Pending Basel III regulations could move trade finance and its $9 trillion market into the sights of institutional investors.
Money managers and banking executives say trade finance fits right into the non-traditional credit arena in which investors are seeking yield.
But it's a tough sell, particularly in the U.S., where banks have not been big players in trade finance and many investors don't know what it is.
“Nobody knows anything about it,” said Robert Kowit, New York-based senior vice president at Federated Investors Inc., which runs a $500 million trade financing strategy. “The educational effort required is enormous.”
Basel III regulations would raise the amount of capital banks would have to have on their balance sheets to cover their loans, such as for trade finance, making it more costly for those seeking loans and making banks more likely to limit how much could be offered.
Trade finance can be provided through lending, letters of credit or insurance. It has been “providing absolute return since 1796 B.C.,” said Mr. Kowit, when lenders provided the bread-making monopoly in Babylonia with financing.
Researchers at Greenwich Associates think there is a market for institutional investors. In a report last month, the research firm said Basel III will “accelerate the development of alternative sources of credit — including trade finance funded by non-bank investors.” The report sees one potential source as institutional funds or structured products. “In the current era of historically low interest rates, investors hungry for sources of attractive returns could be enticed by the incremental yield, low volatility, low duration and diversification benefits of trade finance,” said Markus Ohlig, a Greenwich Associates consultant in Stamford, Conn.
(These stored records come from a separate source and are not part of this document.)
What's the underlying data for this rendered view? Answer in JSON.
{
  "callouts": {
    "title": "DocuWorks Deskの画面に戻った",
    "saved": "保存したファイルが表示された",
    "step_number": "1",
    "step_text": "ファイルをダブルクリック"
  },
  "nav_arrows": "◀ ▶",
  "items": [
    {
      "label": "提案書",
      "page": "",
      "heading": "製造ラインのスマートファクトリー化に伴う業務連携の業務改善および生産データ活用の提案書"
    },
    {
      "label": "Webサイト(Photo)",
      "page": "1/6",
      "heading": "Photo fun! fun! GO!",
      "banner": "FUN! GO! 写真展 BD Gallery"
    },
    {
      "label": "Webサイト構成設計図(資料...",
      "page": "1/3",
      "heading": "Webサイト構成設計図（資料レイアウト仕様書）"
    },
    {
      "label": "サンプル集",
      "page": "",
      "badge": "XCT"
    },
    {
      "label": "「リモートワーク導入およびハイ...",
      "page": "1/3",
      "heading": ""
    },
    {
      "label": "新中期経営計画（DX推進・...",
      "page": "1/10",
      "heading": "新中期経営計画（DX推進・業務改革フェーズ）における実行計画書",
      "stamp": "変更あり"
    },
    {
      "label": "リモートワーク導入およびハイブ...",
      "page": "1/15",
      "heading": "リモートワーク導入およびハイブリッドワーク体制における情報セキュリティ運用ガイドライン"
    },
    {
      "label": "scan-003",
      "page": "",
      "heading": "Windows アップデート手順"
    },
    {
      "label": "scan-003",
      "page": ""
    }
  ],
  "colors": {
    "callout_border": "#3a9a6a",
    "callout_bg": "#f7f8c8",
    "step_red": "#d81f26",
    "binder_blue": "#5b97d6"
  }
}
It's a good time for investors to look at trade finance “because of Basel III and how that has caused (investors) to look at how it fits into their overall asset allocation,” said Adam Dener, managing director and head of trade finance at Conning, Hartford, Conn. Conning has $91 billion in assets under management, mostly for insurance companies. “Banks are no longer a sufficient capital resource, and the same holds true with trade finance.”
The market for trade finance hovers around $9 trillion, Mr. Dener said. “It's the largest form of credit worldwide.